There are also conflicts that come with the hourly model (the potential to run up the bill) and the assets-under-management model, although I don’t quite agree with the example Roth uses: “That’s why few of us will ever tell you to pay off your mortgage: Using $100,000 to discharge a loan rather than investing it could cost us $1,000 a year in fees.” Actually, the reason fee-0nly planners typically don’t recommend mortgage prepayment is that most people have much better things to do with their money than pay off a low-rate, tax deductible loan–things like catching up on their retirement savings, paying down every other debt and making sure they’re adequately insured, among others.

The article offers some excellent advice for how to get the best money advice, including checking credentials, refusing to commit to a plan or investment on the first meeting, asking what the penalties are if you want your money back from an investment and requesting the planner to put in writing why he or she thinks an investment is suitable and the total cost you’ll be paying.

Related Posts

  • Beware of these overhyped financial strategies

    A good rule of thumb when you’re trying to eat healthy is to beware of…

  • What good financial advice looks like

    Good financial advice can help you achieve your life goals. Bad financial advice can cost…

  • Free money advice

    You have questions about money--everybody does. Now you have the opportunity to get answers from…

  • Get free financial advice

    Need some free, one-on-one financial help from a qualified advisor with no strings attached? Check…

Filed Under: Liz's Blog Tagged With: AARP, financial advice, financial planner, Financial Planning

Reader Interactions

Comments

  1. Steve says

    April 12, 2012 at 1:55 pm

    It’s true that many people have more important things to do with their money than pay off their mortgage. But, it’s also true that any commission or asset-fee based planner will never suggest that, even when it is appropriate. They are also unlikely to suggest insurance (unless they’re an insurance agent themselves, or have one in the office they can get a kickback from) nor an emergency fund, nor perhaps even maxing out your 401(k) at work.

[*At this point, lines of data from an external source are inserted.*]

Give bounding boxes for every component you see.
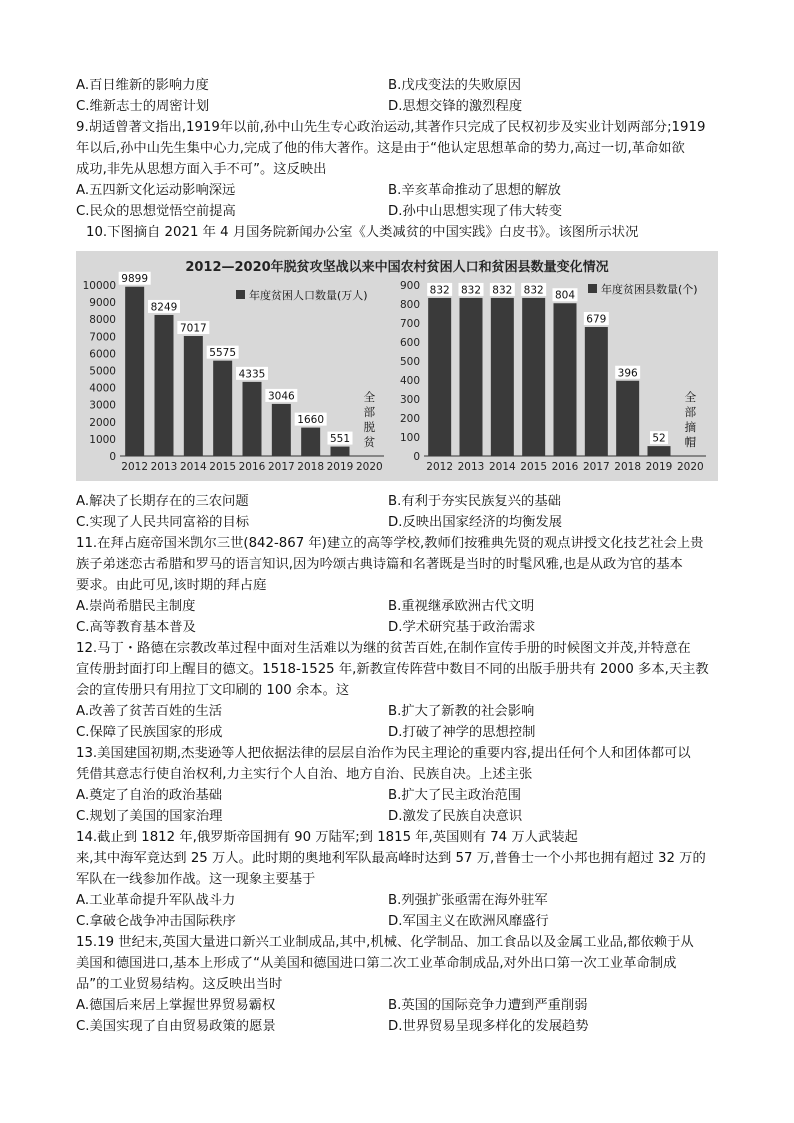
population-x-tick-label: 2015	[209, 461, 237, 473]
population-value-label: 4335	[238, 368, 266, 381]
population-y-tick-label: 6000	[89, 348, 116, 361]
county-y-tick-label: 700	[399, 318, 420, 330]
population-y-tick-label: 9000	[89, 297, 116, 310]
chart-title: 2012—2020年脱贫攻坚战以来中国农村贫困人口和贫困县数量变化情况	[185, 260, 609, 275]
population-y-tick-label: 0	[109, 451, 116, 463]
county-y-tick-label: 300	[399, 394, 420, 406]
population-x-tick-label: 2016	[238, 461, 266, 473]
population-x-tick-label: 2020	[355, 461, 383, 473]
population-value-label: 8249	[150, 301, 178, 314]
q13-option-a: A.奠定了自治的政治基础	[76, 788, 223, 803]
county-value-label: 804	[554, 289, 576, 302]
q9-option-d: D.孙中山思想实现了伟大转变	[388, 204, 563, 219]
county-value-label: 396	[617, 367, 638, 380]
population-value-label: 7017	[179, 322, 207, 335]
county-y-tick-label: 100	[399, 432, 420, 444]
population-y-tick-label: 8000	[89, 314, 116, 327]
q14-option-b: B.列强扩张亟需在海外驻军	[388, 893, 548, 908]
population-y-tick-label: 2000	[89, 416, 116, 429]
population-x-tick-label: 2013	[150, 461, 178, 473]
q9-option-c: C.民众的思想觉悟空前提高	[76, 204, 236, 219]
q9-option-b: B.辛亥革命推动了思想的解放	[388, 183, 561, 198]
q10-option-d: D.反映出国家经济的均衡发展	[388, 515, 563, 530]
q12-stem-line-3: 会的宣传册只有用拉丁文印刷的 100 余本。这	[76, 683, 350, 698]
population-annotation-char: 脱	[363, 420, 376, 434]
q11-stem-line-3: 要求。由此可见,该时期的拜占庭	[76, 578, 267, 593]
county-x-tick-label: 2016	[551, 461, 579, 473]
county-x-tick-label: 2019	[645, 461, 673, 473]
county-x-tick-label: 2015	[520, 461, 548, 473]
population-y-tick-label: 10000	[82, 280, 116, 292]
q11-option-b: B.重视继承欧洲古代文明	[388, 599, 535, 614]
q9-stem-line-3: 成功,非先从思想方面入手不可”。这反映出	[76, 162, 327, 177]
q13-option-c: C.规划了美国的国家治理	[76, 809, 223, 824]
q14-option-d: D.军国主义在欧洲风靡盛行	[388, 914, 549, 929]
county-annotation-char: 摘	[684, 420, 697, 434]
q12-option-a: A.改善了贫苦百姓的生活	[76, 704, 223, 719]
population-x-tick-label: 2012	[121, 461, 149, 473]
q10-stem: 10.下图摘自 2021 年 4 月国务院新闻办公室《人类减贫的中国实践》白皮书》。该图所示状况	[86, 225, 639, 240]
q14-option-a: A.工业革命提升军队战斗力	[76, 893, 236, 908]
county-y-tick-label: 400	[399, 375, 420, 387]
population-bar	[155, 315, 174, 456]
q13-stem-line-1: 13.美国建国初期,杰斐逊等人把依据法律的层层自治作为民主理论的重要内容,提出任何个人和团体都可以	[76, 746, 691, 761]
county-bar	[522, 298, 545, 456]
q13-option-d: D.激发了民族自决意识	[388, 809, 523, 824]
county-y-tick-label: 0	[413, 451, 420, 463]
q14-stem-line-2: 来,其中海军竟达到 25 万人。此时期的奥地利军队最高峰时达到 57 万,普鲁士一个小邦也拥有超过 32 万的	[76, 851, 706, 866]
q11-stem-line-1: 11.在拜占庭帝国米凯尔三世(842-867 年)建立的高等学校,教师们按雅典先贤的观点讲授文化技艺社会上贵	[76, 536, 704, 551]
population-y-tick-label: 3000	[89, 399, 116, 412]
poverty-chart-figure	[76, 251, 718, 481]
q15-option-b: B.英国的国际竞争力遭到严重削弱	[388, 998, 588, 1013]
q9-option-a: A.五四新文化运动影响深远	[76, 183, 236, 198]
q10-option-c: C.实现了人民共同富裕的目标	[76, 515, 250, 530]
county-legend-swatch	[588, 284, 597, 293]
population-bar	[301, 428, 320, 456]
county-legend-label: 年度贫困县数量(个)	[601, 283, 698, 296]
county-x-tick-label: 2017	[582, 461, 610, 473]
county-bar	[616, 381, 639, 456]
county-bar	[428, 298, 451, 456]
q10-option-a: A.解决了长期存在的三农问题	[76, 494, 249, 509]
population-value-label: 5575	[209, 347, 237, 360]
population-x-tick-label: 2017	[267, 461, 295, 473]
county-bar	[585, 327, 608, 456]
county-x-tick-label: 2014	[488, 461, 516, 473]
population-x-tick-label: 2018	[297, 461, 325, 473]
q15-option-c: C.美国实现了自由贸易政策的愿景	[76, 1019, 276, 1034]
county-value-label: 52	[652, 432, 666, 445]
q8-option-a: A.百日维新的影响力度	[76, 78, 209, 93]
county-bar	[460, 298, 483, 456]
population-y-tick-label: 4000	[89, 382, 116, 395]
q11-option-d: D.学术研究基于政治需求	[388, 620, 536, 635]
q9-stem-line-2: 年以后,孙中山先生集中心力,完成了他的伟大著作。这是由于“他认定思想革命的势力,高过一切,革命如欲	[76, 141, 685, 156]
q13-option-b: B.扩大了民主政治范围	[388, 788, 522, 803]
population-x-tick-label: 2019	[326, 461, 354, 473]
q14-stem-line-1: 14.截止到 1812 年,俄罗斯帝国拥有 90 万陆军;到 1815 年,英国则有 74 万人武装起	[76, 830, 578, 845]
population-legend-label: 年度贫困人口数量(万人)	[249, 289, 368, 302]
county-value-label: 679	[586, 313, 607, 326]
county-y-tick-label: 900	[399, 280, 420, 292]
county-x-tick-label: 2013	[457, 461, 485, 473]
county-bar	[648, 446, 671, 456]
q12-option-c: C.保障了民族国家的形成	[76, 725, 223, 740]
q14-option-c: C.拿破仑战争冲击国际秩序	[76, 914, 236, 929]
poverty-chart	[76, 251, 718, 481]
population-bar	[125, 287, 144, 456]
county-annotation-char: 帽	[684, 435, 697, 449]
q11-stem-line-2: 族子弟迷恋古希腊和罗马的语言知识,因为吟颂古典诗篇和名著既是当时的时髦风雅,也是从政为官的基本	[76, 557, 683, 572]
q9-stem-line-1: 9.胡适曾著文指出,1919年以前,孙中山先生专心政治运动,其著作只完成了民权初步及实业计划两部分;1919	[76, 120, 706, 135]
q15-stem-line-3: 品”的工业贸易结构。这反映出当时	[76, 977, 283, 992]
county-x-tick-label: 2020	[676, 461, 704, 473]
population-x-tick-label: 2014	[179, 461, 207, 473]
county-value-label: 832	[460, 284, 482, 297]
population-value-label: 9899	[121, 273, 149, 286]
q14-stem-line-3: 军队在一线参加作战。这一现象主要基于	[76, 872, 316, 887]
q15-option-d: D.世界贸易呈现多样化的发展趋势	[388, 1019, 589, 1034]
county-bar	[554, 303, 577, 456]
q15-stem-line-2: 美国和德国进口,基本上形成了“从美国和德国进口第二次工业革命制成品,对外出口第一次工业革命制成	[76, 956, 677, 971]
q13-stem-line-2: 凭借其意志行使自治权利,力主实行个人自治、地方自治、民族自决。上述主张	[76, 767, 533, 782]
county-y-tick-label: 600	[399, 337, 420, 349]
county-value-label: 832	[492, 284, 513, 297]
q8-option-c: C.维新志士的周密计划	[76, 99, 210, 114]
q15-stem-line-1: 15.19 世纪末,英国大量进口新兴工业制成品,其中,机械、化学制品、加工食品以及金属工业品,都依赖于从	[76, 935, 694, 950]
county-bar	[491, 298, 514, 456]
county-x-tick-label: 2018	[614, 461, 642, 473]
population-bar	[331, 447, 350, 456]
population-value-label: 1660	[297, 414, 325, 427]
county-value-label: 832	[523, 284, 544, 297]
q12-stem-line-1: 12.马丁・路德在宗教改革过程中面对生活难以为继的贫苦百姓,在制作宣传手册的时候图文并茂,并特意在	[76, 641, 691, 656]
county-y-tick-label: 200	[399, 413, 420, 425]
q8-option-d: D.思想交锋的激烈程度	[388, 99, 523, 114]
population-y-tick-label: 5000	[89, 365, 116, 378]
q12-option-d: D.打破了神学的思想控制	[388, 725, 536, 740]
population-bar	[243, 382, 262, 456]
q10-option-b: B.有利于夯实民族复兴的基础	[388, 494, 561, 509]
q11-option-c: C.高等教育基本普及	[76, 620, 196, 635]
q11-option-a: A.崇尚希腊民主制度	[76, 599, 196, 614]
county-value-label: 832	[429, 284, 450, 297]
population-legend-swatch	[236, 290, 245, 299]
population-bar	[184, 336, 203, 456]
population-annotation-char: 全	[363, 390, 376, 404]
county-x-tick-label: 2012	[426, 461, 454, 473]
q8-option-b: B.戊戌变法的失败原因	[388, 78, 522, 93]
county-chart	[400, 280, 706, 473]
population-value-label: 3046	[267, 390, 295, 403]
population-bar	[272, 404, 291, 456]
county-annotation-char: 全	[684, 390, 697, 404]
population-annotation-char: 部	[363, 405, 376, 419]
q12-option-b: B.扩大了新教的社会影响	[388, 704, 535, 719]
population-chart	[83, 272, 384, 473]
population-annotation-char: 贫	[363, 435, 376, 449]
population-value-label: 551	[329, 433, 351, 446]
population-bar	[213, 361, 232, 456]
county-y-tick-label: 800	[399, 299, 420, 311]
county-annotation-char: 部	[684, 405, 697, 419]
q12-stem-line-2: 宣传册封面打印上醒目的德文。1518-1525 年,新教宣传阵营中数目不同的出版手册共有 2000 多本,天主教	[76, 662, 709, 677]
county-y-tick-label: 500	[399, 356, 420, 368]
q15-option-a: A.德国后来居上掌握世界贸易霸权	[76, 998, 276, 1013]
population-y-tick-label: 1000	[89, 433, 116, 446]
population-y-tick-label: 7000	[89, 331, 116, 344]
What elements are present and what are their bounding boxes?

    The “bulked up hours” argument for fee only planners seems like far less of an issue. At least then the cost is obvious (rather than hidden) and people are probably going to notice and object.

    • lizweston says

      April 12, 2012 at 7:34 pm

      A fee-only planner providing a comprehensive financial plan will most certainly review insurance coverage and recommend changes, as well as maximizing tax-deferred options for retirement. A good chunk of CFP training emphasizes the importance of reviewing every major aspect of the client’s life, from cash flow to taxes to estate planning.

  2. Brittney Castro says

    April 15, 2012 at 9:10 pm

    It’s extremely important to make sure that you have a financial planner that you can trust. Learn more about vision based financial planning, and how to choose a CFP who can help you best at http://www.financiallywisewomen.com!

  3. Lauren says

    April 18, 2012 at 10:20 am

    Loved this article. So true about a financial planner not being a “villain” type. I just finished a great book about similar information. The book is called The Vigilant Investor and it gives you information on how to recognize certain things before investing to help protect yourself.